Compte tenu de leur nature intangible, il parait pour autant complexe d’évaluer objectivement certains impacts d’attaques cyber : l’impact sur l’image de marque, sur la réputation d’une entreprise ou encore le préjudice stratégique, et la désorganisation interne. D’autres risques, tangibles eux, sont indirects, comme la perte de parts de marchés ou la baisse de valorisation de l’entreprise sur les marchés, etc. « L’évaluation du risque cyber étant très complexe, la modélisation est essentielle. Ceci est rendu difficile car nous ne disposons pas de suffisamment de données, sans parler du recul sur plusieurs années. Cet élément souvent évoqué d’un point de vue statistique pourrait être utile mais pas suffisant car ce qui se passera en cyber l’an prochain, n’est pas le reflet de ce que nous avons connu ces 5 dernières années. Très évolutif et mouvant, le risque cyber est ainsi volatil… A cela s’ajoute la dimension géopolitique et économique sectorielle, autant que mondiale. » détaille Patrick MENEZ.
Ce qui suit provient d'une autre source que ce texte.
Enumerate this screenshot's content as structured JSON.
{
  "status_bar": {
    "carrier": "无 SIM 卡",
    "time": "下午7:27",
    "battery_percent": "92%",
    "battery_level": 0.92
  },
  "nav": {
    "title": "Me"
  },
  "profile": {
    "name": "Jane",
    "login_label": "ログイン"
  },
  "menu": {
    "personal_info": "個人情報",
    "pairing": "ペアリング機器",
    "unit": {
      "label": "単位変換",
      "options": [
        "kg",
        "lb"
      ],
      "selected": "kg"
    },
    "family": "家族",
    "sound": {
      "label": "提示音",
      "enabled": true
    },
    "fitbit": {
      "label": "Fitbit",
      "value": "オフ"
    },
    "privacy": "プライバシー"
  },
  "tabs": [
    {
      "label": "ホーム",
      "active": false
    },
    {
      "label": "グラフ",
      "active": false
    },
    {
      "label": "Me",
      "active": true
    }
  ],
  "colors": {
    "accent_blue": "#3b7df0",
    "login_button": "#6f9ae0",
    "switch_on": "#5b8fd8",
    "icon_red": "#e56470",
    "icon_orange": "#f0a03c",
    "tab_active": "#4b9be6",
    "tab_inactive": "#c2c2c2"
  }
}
Estimer le degré d’exposition d’une entreprise au risque cyber, le manque d’informations disponibles sur les attaques les plus récentes et leur coût complexifient les choses. « Cela va changer avec les règlementations qui obligent à la traçabilité des décisions. Mais c’est bien le partage d’informations et la mise en commun, par exemple sectorielle, d’un benchmark de la sinistralité cyber qui va nous permettre de gagner en maturité sur la quantification objective et le traitement adapté des risques cyber » poursuit François ZAMORA.

La méthode FAIR

A partir des statistiques, la méthodologie FAIR (Factor Analysis of Information Risk), créée en 2001, permet de quantifier le risque en décomposant tout risque cyber en fonction de caractéristiques communes. « Elle permet d’estimer la fréquence et l’impact probables d’un sinistre redouté dans le futur et les montants financiers qui en résulteraient. Et cela afin de calculer les risques définis comme la fréquence probable (prenant en compte la fréquence doccurrence et la vulnérabilité) et l’ampleur probable des pertes. » explique Jean LARROUMETS, président fondateur d’EGERIE.

L’évaluation des impacts prend en compte les pertes directes et indirectes (la perte de part de marché engendrée par la dégradation de l’image de l’entreprise, les coûts de notification d’une attaque via une agence de communication, le paiement d’une amende auprès d’un régulateur ou encore des honoraires d’avocat pour se défendre en justice, etc.).

« Au sein de notre plateforme, nous avons ajouté à notre approche initiale qualitative de lanalyse du risque « bottom-up », une démarche « top-down » qui quantifie les pertes financières possibles. En créant une convergence des deux, nous permettons aux dirigeants de disposer dindicateurs plus performants facilitant la définition de leurs stratégies cyber avec plus de précision. Nous partons de l’existant, de la qualification des risques issus de son existant technique qui nous parait essentielle, pour in fine quantifier ces derniers et ainsi obtenir une analyse et une maîtrise de bout en bout. » explique Jean LARROUMETS.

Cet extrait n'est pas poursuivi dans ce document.